Newly diagnosed parent - completely lost.... any helpful pointers going forward?

Discussion in 'I care for a person with dementia' started by Simmo68, Aug 29, 2018.

  1. Simmo68

    Simmo68 New member

    Aug 29, 2018
    2
    hi,

    My 76yr old mother has finally been diagnosed with advanced Mixed Dementia and Cardio Vascular Alzheimer’s. Mum is pleased she know has a name for her issue, but I/we are now In need of some guidance - the Dr/consultant said POA was something that needed to be looked at.

    Is it a case of visiting a solicitor???
     
  2. Beate

    Beate Registered User

    May 21, 2014
    11,626
    Female
    London
    Not necessarily. You can of course use one but it's not a legal requirement. The online form is easy enough to understand and comes with plenty of guidance notes. The only outlay would then be £82 for registration with the OPG:

    https://www.gov.uk/power-of-attorney
     
  3. MaNaAk

    MaNaAk Registered User

    Jun 19, 2016
    1,227
    Essex
    Dear Simmo,

    Firstly I'm sorry to hear about your mum but pleased that she seems 'relieved' to have a diagnosis.
    When dad was diagnosed we both felt depressed but then we realised that just because he has Alzheimers doesn't mean that life doesn't continue. First of all when I realised that dad had dementia before he was diagnosed I set about dealing with POA and like Beate says you can do this online at a cost of £82. When he was diagnosed we were referred to the Alzheimers Society
    who told us about the benefits and what social activities are available to help the PWD lead a fulfilling life. Therefore I suggest you get in touch with your local Alzheimers Society to find out about all the activities in your area they will suggest that you apply for Attendance Allowance and eventually Carer's Allowance.

    Good luck

    MaNaAk
     
  4. Theresalwaystomorrow

    Theresalwaystomorrow Registered User

    Dec 23, 2017
    347
    No solicitor needed just download from government web site
    It’s wise to do both poa, financial and health / welfare.
     
  5. Al_B

    Al_B Registered User

    Jun 8, 2016
    9
    Male
    Manchester
    Hi Simmo68,
    Sorry to hear about your mother.
    I think POA is now known as LPA Lasting Power Of Attorney. As Beate says there is no legal requirement to have them but I think it helps if you do. I have used both of the ones I have for my OH.

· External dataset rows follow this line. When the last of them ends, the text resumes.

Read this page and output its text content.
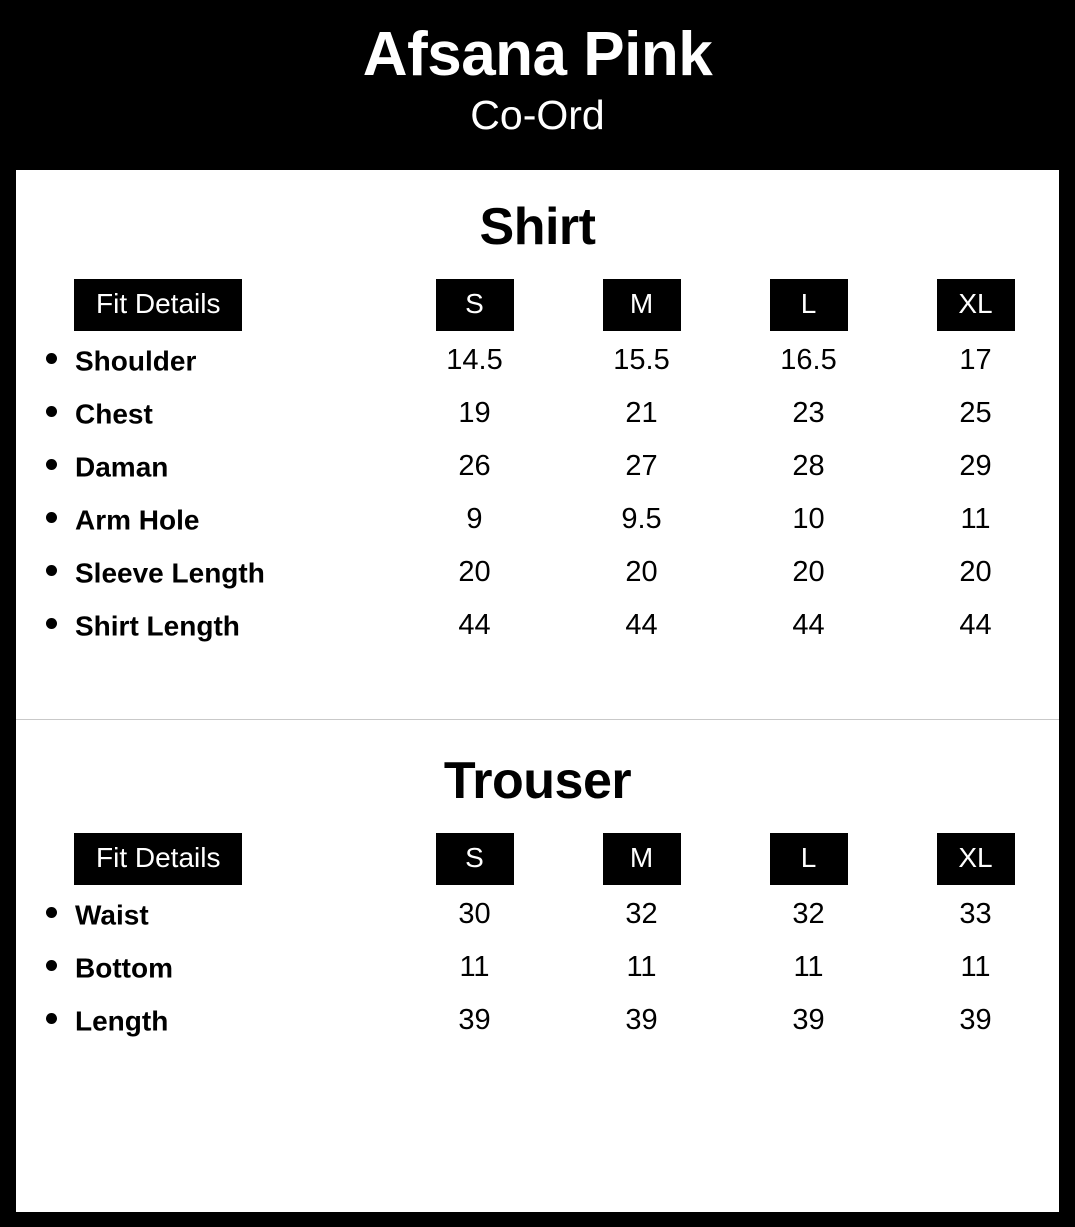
Afsana Pink
Co-Ord
Shirt
Fit Details	S	M	L	XL
Shoulder	14.5	15.5	16.5	17
Chest	19	21	23	25
Daman	26	27	28	29
Arm Hole	9	9.5	10	11
Sleeve Length	20	20	20	20
Shirt Length	44	44	44	44
Trouser
Fit Details	S	M	L	XL
Waist	30	32	32	33
Bottom	11	11	11	11
Length	39	39	39	39
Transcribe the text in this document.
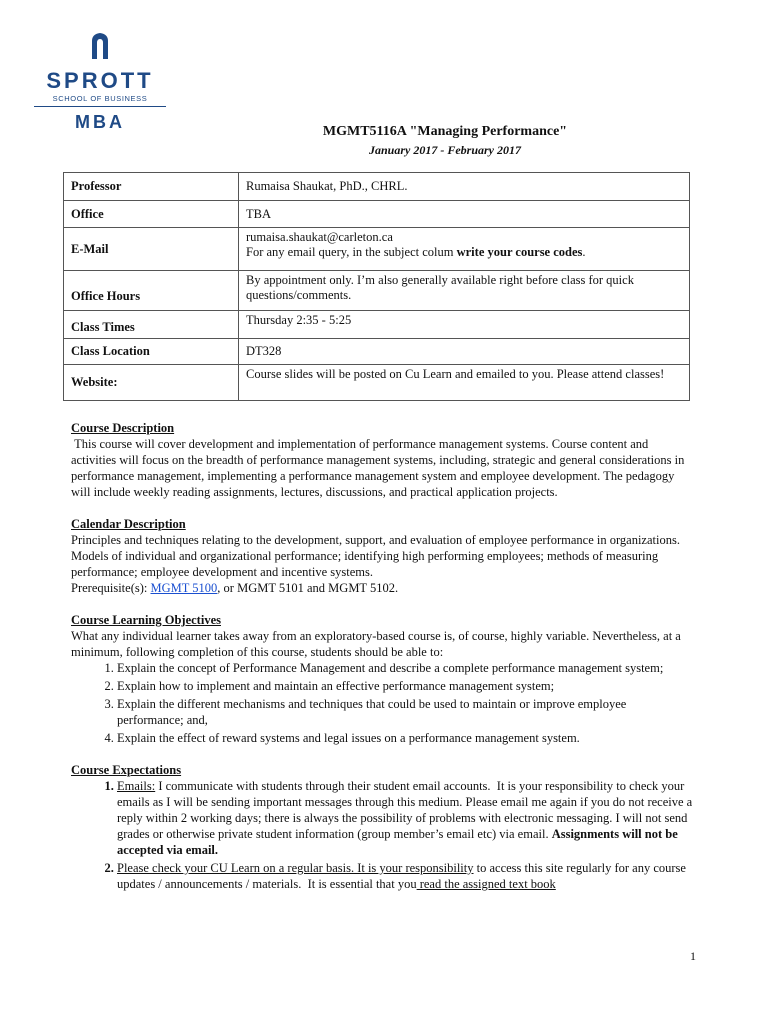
SPROTT
SCHOOL OF BUSINESS
MBA	MGMT5116A "Managing Performance"
January 2017 - February 2017
Professor	Rumaisa Shaukat, PhD., CHRL.
Office	TBA
E-Mail	rumaisa.shaukat@carleton.ca
For any email query, in the subject colum write your course codes.

Office Hours	By appointment only. I’m also generally available right before class for quick questions/comments.
Class Times	Thursday 2:35 - 5:25
Class Location	DT328
Website:	Course slides will be posted on Cu Learn and emailed to you. Please attend classes!

Course Description

This course will cover development and implementation of performance management systems. Course content and activities will focus on the breadth of performance management systems, including, strategic and general considerations in performance management, implementing a performance management system and employee development. The pedagogy will include weekly reading assignments, lectures, discussions, and practical application projects.

Calendar Description

Principles and techniques relating to the development, support, and evaluation of employee performance in organizations. Models of individual and organizational performance; identifying high performing employees; methods of measuring performance; employee development and incentive systems.

Prerequisite(s): MGMT 5100, or MGMT 5101 and MGMT 5102.

Course Learning Objectives

What any individual learner takes away from an exploratory-based course is, of course, highly variable. Nevertheless, at a minimum, following completion of this course, students should be able to:

1. Explain the concept of Performance Management and describe a complete performance management system;
2. Explain how to implement and maintain an effective performance management system;
3. Explain the different mechanisms and techniques that could be used to maintain or improve employee performance; and,
4. Explain the effect of reward systems and legal issues on a performance management system.

Course Expectations

1. Emails: I communicate with students through their student email accounts.  It is your responsibility to check your emails as I will be sending important messages through this medium. Please email me again if you do not receive a reply within 2 working days; there is always the possibility of problems with electronic messaging. I will not send grades or otherwise private student information (group member’s email etc) via email. Assignments will not be accepted via email.
2. Please check your CU Learn on a regular basis. It is your responsibility to access this site regularly for any course updates / announcements / materials.  It is essential that you read the assigned text book
1
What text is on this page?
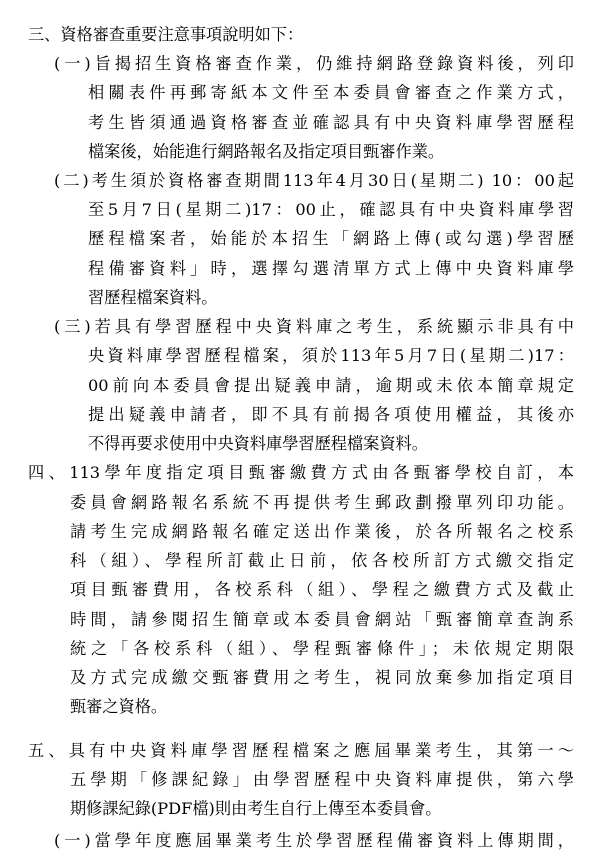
三、資格審查重要注意事項說明如下：
(一)旨揭招生資格審查作業，仍維持網路登錄資料後，列印
相關表件再郵寄紙本文件至本委員會審查之作業方式，
考生皆須通過資格審查並確認具有中央資料庫學習歷程
檔案後，始能進行網路報名及指定項目甄審作業。
(二)考生須於資格審查期間113年4月30日(星期二) 10：00起
至5月7日(星期二)17：00止，確認具有中央資料庫學習
歷程檔案者，始能於本招生「網路上傳(或勾選)學習歷
程備審資料」時，選擇勾選清單方式上傳中央資料庫學
習歷程檔案資料。
(三)若具有學習歷程中央資料庫之考生，系統顯示非具有中
央資料庫學習歷程檔案，須於113年5月7日(星期二)17：
00前向本委員會提出疑義申請，逾期或未依本簡章規定
提出疑義申請者，即不具有前揭各項使用權益，其後亦
不得再要求使用中央資料庫學習歷程檔案資料。
四、113學年度指定項目甄審繳費方式由各甄審學校自訂，本
委員會網路報名系統不再提供考生郵政劃撥單列印功能。
請考生完成網路報名確定送出作業後，於各所報名之校系
科（組）、學程所訂截止日前，依各校所訂方式繳交指定
項目甄審費用，各校系科（組）、學程之繳費方式及截止
時間，請參閱招生簡章或本委員會網站「甄審簡章查詢系
統之「各校系科（組）、學程甄審條件」；未依規定期限
及方式完成繳交甄審費用之考生，視同放棄參加指定項目
甄審之資格。
五、具有中央資料庫學習歷程檔案之應屆畢業考生，其第一～
五學期「修課紀錄」由學習歷程中央資料庫提供，第六學
期修課紀錄(PDF檔)則由考生自行上傳至本委員會。
(一)當學年度應屆畢業考生於學習歷程備審資料上傳期間，
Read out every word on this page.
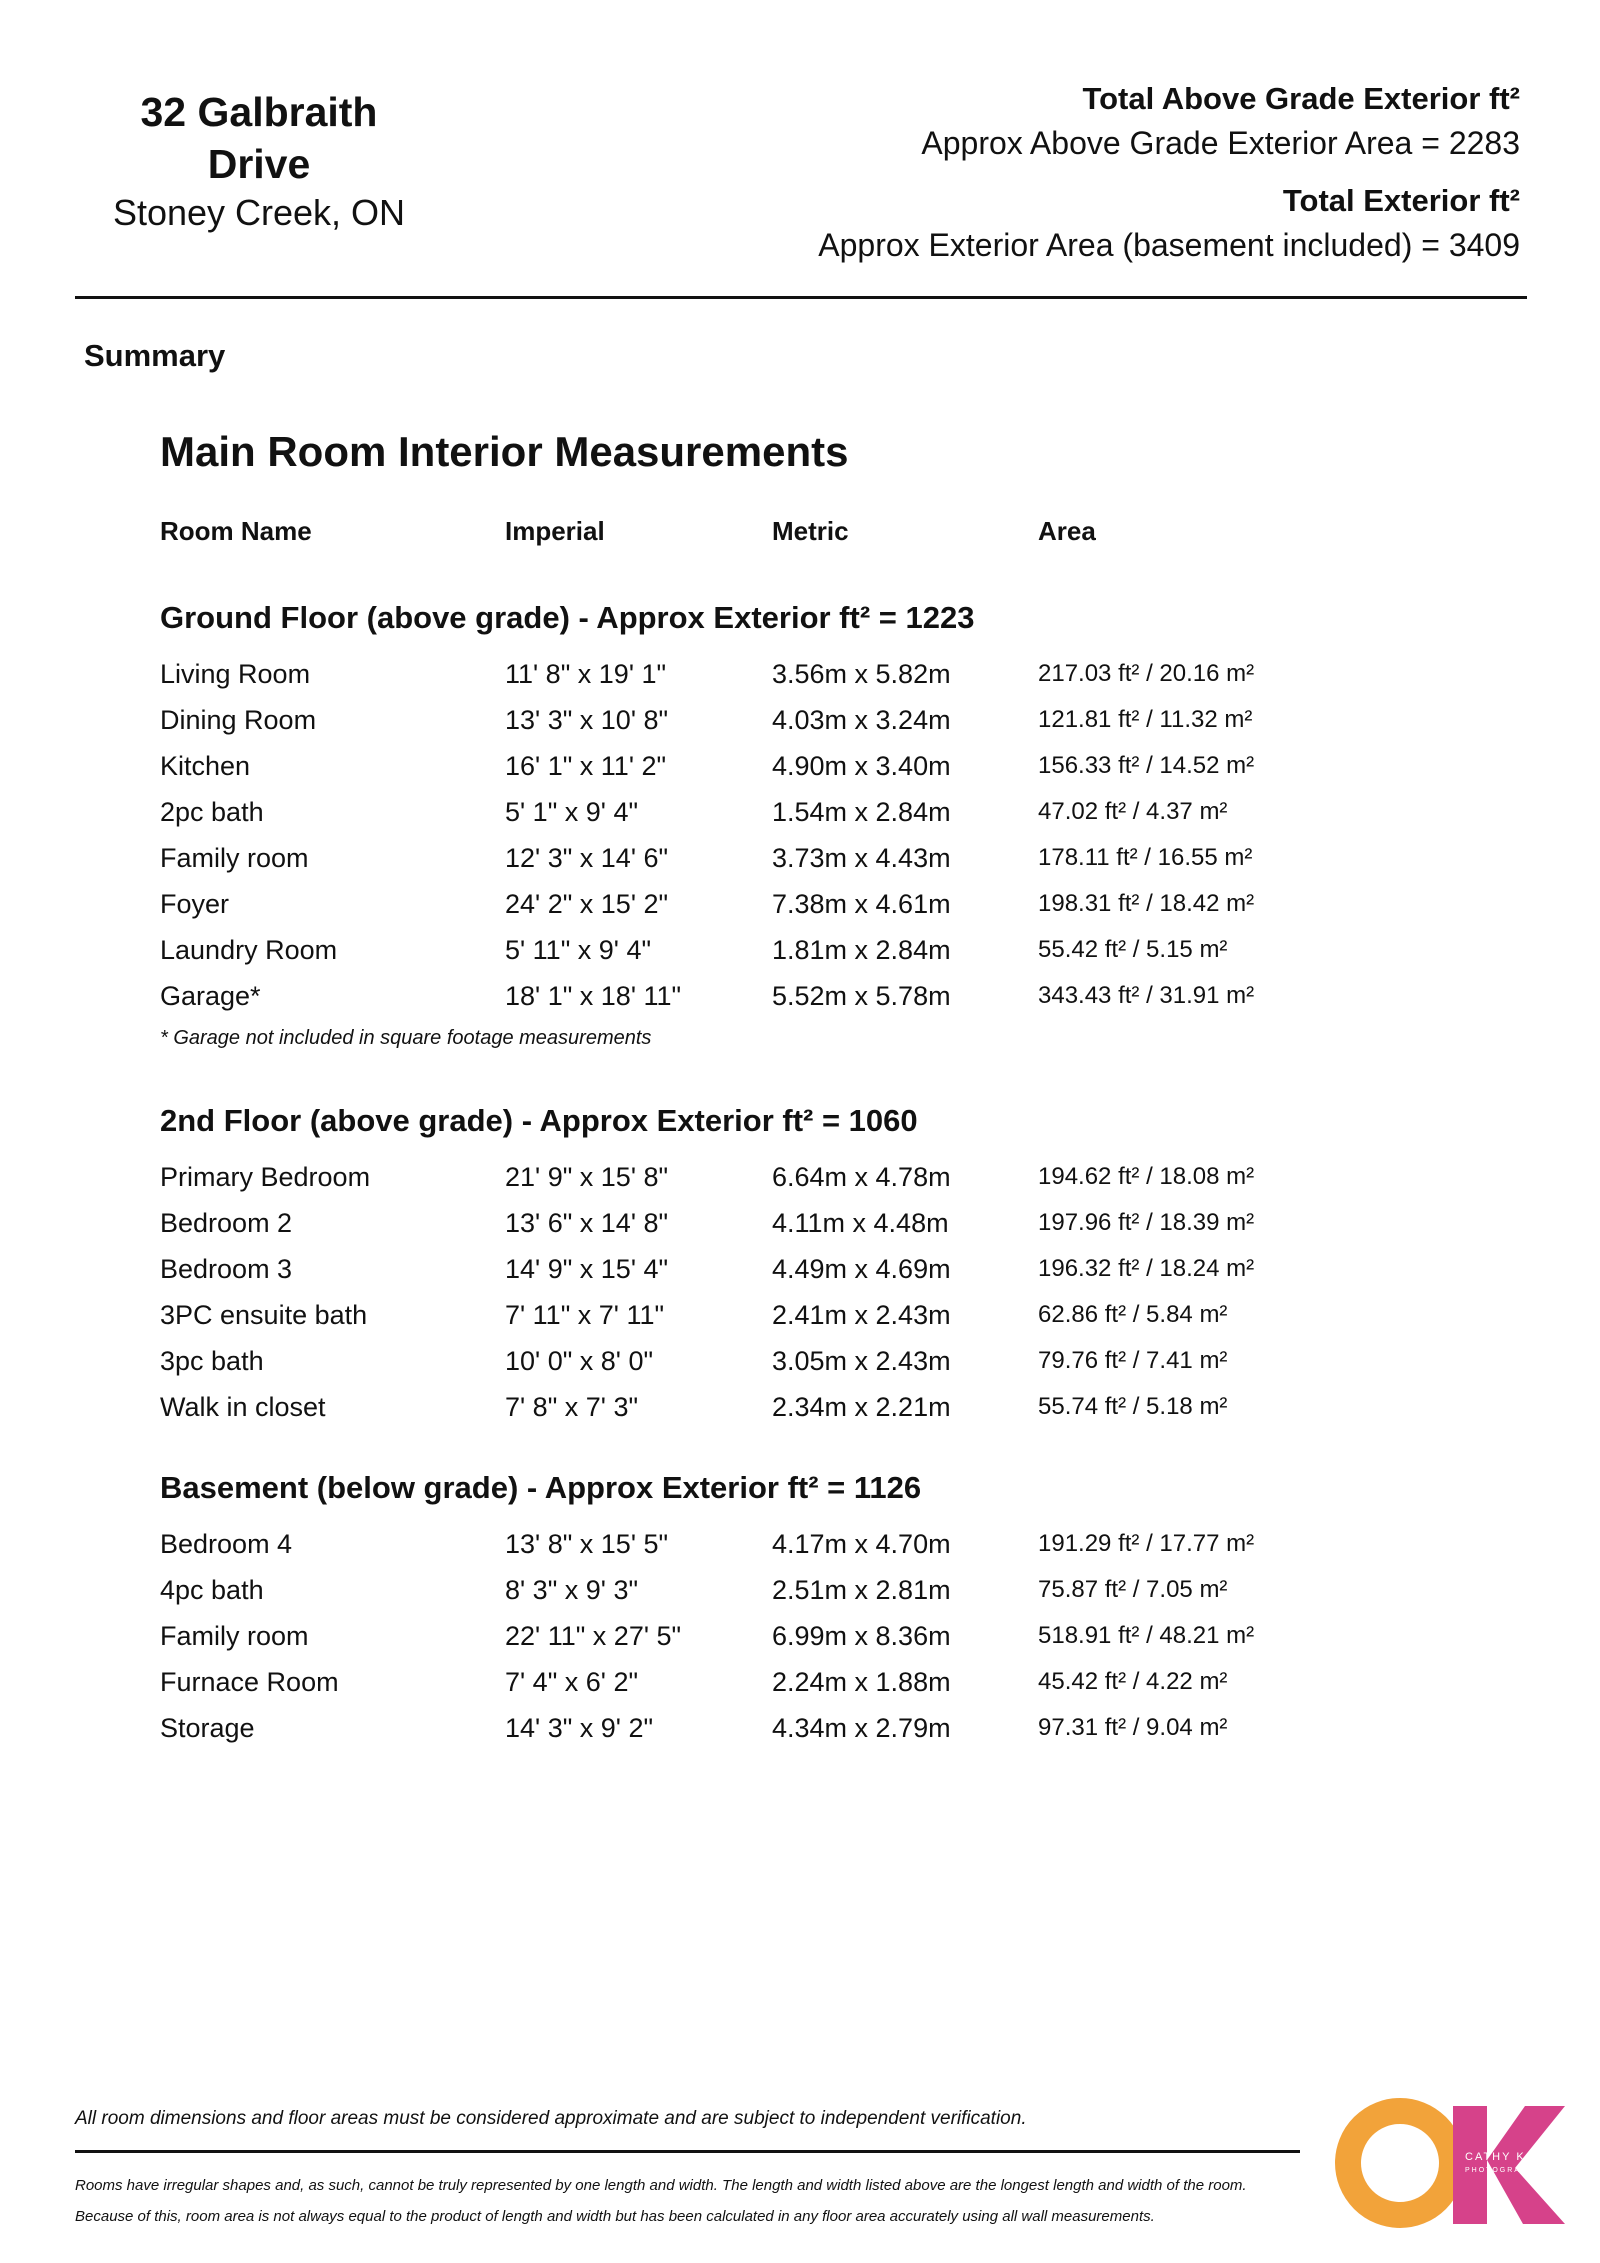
32 Galbraith Drive
Stoney Creek, ON
Total Above Grade Exterior ft²
Approx Above Grade Exterior Area = 2283
Total Exterior ft²
Approx Exterior Area (basement included) = 3409
Summary
Main Room Interior Measurements
Room Name	Imperial	Metric	Area
Ground Floor (above grade) - Approx Exterior ft² = 1223
Living Room	11' 8" x 19' 1"	3.56m x 5.82m	217.03 ft² / 20.16 m²
Dining Room	13' 3" x 10' 8"	4.03m x 3.24m	121.81 ft² / 11.32 m²
Kitchen	16' 1" x 11' 2"	4.90m x 3.40m	156.33 ft² / 14.52 m²
2pc bath	5' 1" x 9' 4"	1.54m x 2.84m	47.02 ft² / 4.37 m²
Family room	12' 3" x 14' 6"	3.73m x 4.43m	178.11 ft² / 16.55 m²
Foyer	24' 2" x 15' 2"	7.38m x 4.61m	198.31 ft² / 18.42 m²
Laundry Room	5' 11" x 9' 4"	1.81m x 2.84m	55.42 ft² / 5.15 m²
Garage*	18' 1" x 18' 11"	5.52m x 5.78m	343.43 ft² / 31.91 m²
* Garage not included in square footage measurements
2nd Floor (above grade) - Approx Exterior ft² = 1060
Primary Bedroom	21' 9" x 15' 8"	6.64m x 4.78m	194.62 ft² / 18.08 m²
Bedroom 2	13' 6" x 14' 8"	4.11m x 4.48m	197.96 ft² / 18.39 m²
Bedroom 3	14' 9" x 15' 4"	4.49m x 4.69m	196.32 ft² / 18.24 m²
3PC ensuite bath	7' 11" x 7' 11"	2.41m x 2.43m	62.86 ft² / 5.84 m²
3pc bath	10' 0" x 8' 0"	3.05m x 2.43m	79.76 ft² / 7.41 m²
Walk in closet	7' 8" x 7' 3"	2.34m x 2.21m	55.74 ft² / 5.18 m²
Basement (below grade) - Approx Exterior ft² = 1126
Bedroom 4	13' 8" x 15' 5"	4.17m x 4.70m	191.29 ft² / 17.77 m²
4pc bath	8' 3" x 9' 3"	2.51m x 2.81m	75.87 ft² / 7.05 m²
Family room	22' 11" x 27' 5"	6.99m x 8.36m	518.91 ft² / 48.21 m²
Furnace Room	7' 4" x 6' 2"	2.24m x 1.88m	45.42 ft² / 4.22 m²
Storage	14' 3" x 9' 2"	4.34m x 2.79m	97.31 ft² / 9.04 m²
All room dimensions and floor areas must be considered approximate and are subject to independent verification.
Rooms have irregular shapes and, as such, cannot be truly represented by one length and width. The length and width listed above are the longest length and width of the room.
Because of this, room area is not always equal to the product of length and width but has been calculated in any floor area accurately using all wall measurements.
CATHY KOOP
PHOTOGRAPHY
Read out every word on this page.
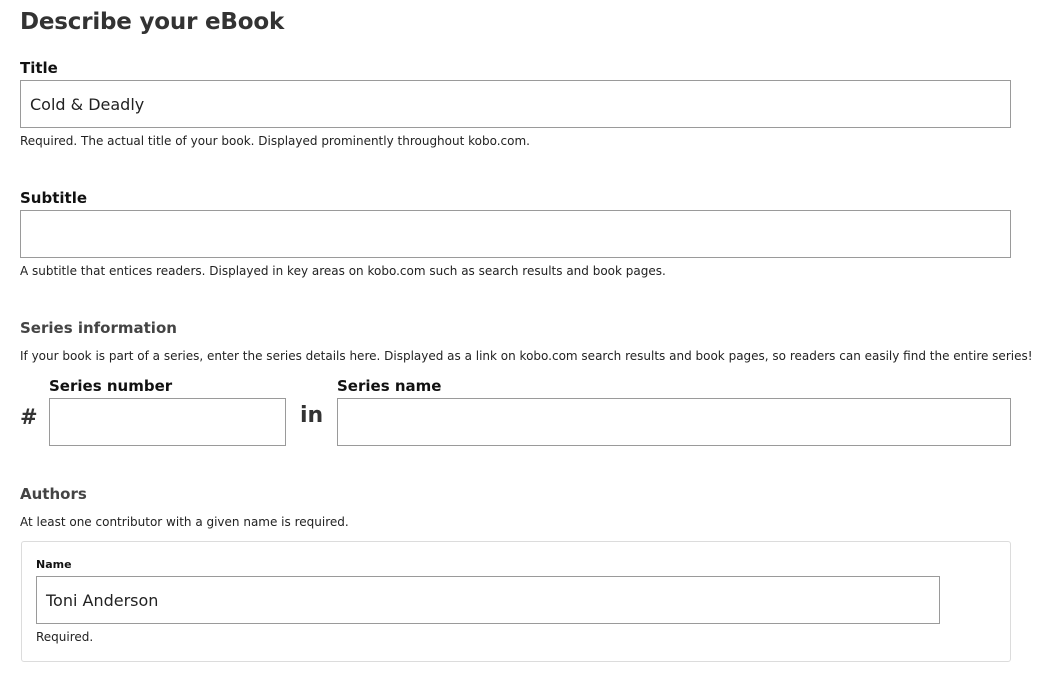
Describe your eBook
Title
Cold & Deadly
Required. The actual title of your book. Displayed prominently throughout kobo.com.
Subtitle
A subtitle that entices readers. Displayed in key areas on kobo.com such as search results and book pages.
Series information
If your book is part of a series, enter the series details here. Displayed as a link on kobo.com search results and book pages, so readers can easily find the entire series!
Series number	Series name
#	in
Authors
At least one contributor with a given name is required.
Name
Toni Anderson
Required.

    There are 2 LPAs, one which allows you to deal with finances and also one for health and welfare. I would suggest that if you decide to go down this route then you look at these as soon as you can as your mother has to sign them.

    A solicitor will complete the paperwork and register them for you but it is expensive, much cheaper if you are able do them yourself.
     
  6. Beate

    Beate Registered User

    May 21, 2014
    11,626
    Female
    London
    My point was that's it's not a legal requirement to use a solicitor when filling in the LPA form. If you want to manage somebody else's finances or welfare, having an LPA is very much a legal requirement
     
  7. Simmo68

    Simmo68 New member

    Aug 29, 2018
    2
    Thanks all x
     
  8. nae sporran

    nae sporran Volunteer Host

    Oct 29, 2014
    5,717
    Male
    Bristol
    Welcome to TP Simmo68. It's good that your mother has accepted her diagnosis, though sad that she has the condition. When my OH signed over PA to me last summer we got AgeUK to help us fill in the forms, and her chiropodist countersigned everything after her GP was going to charge £150 or something like that.
    As Manak suggested it is definitely worth looking into carers allowance, attendance allowance and even care if needed in the future. AgeUK and your local carers support centre would advise on those or you can speak to social services and ask for a care needs assessment and a carers assessment.
     
  9. try again

    try again Registered User

    Jun 21, 2018
    270
    The online form is very straight forward. My mum's doctor signed , no fee was mentioned and as yet no bill has arrived.
     
  10. Sirena

    Sirena Registered User

    Feb 27, 2018
    1,414
    Female
    My mother did her own LPA (before diagnosis) through her solicitor. The advantage to using a solicitor is that they can keep the original and give you certified copies (they will make a charge for certifying). If you do the LPA yourself, you will just have the original and you don't ever want to let that out of your hands. So if you need to send a copy through the post to the DWP or a bank you would want a certified copy. I've sent out half a dozen certified copies and only half of them were safely returned, it isn't guaranteed you will get them back.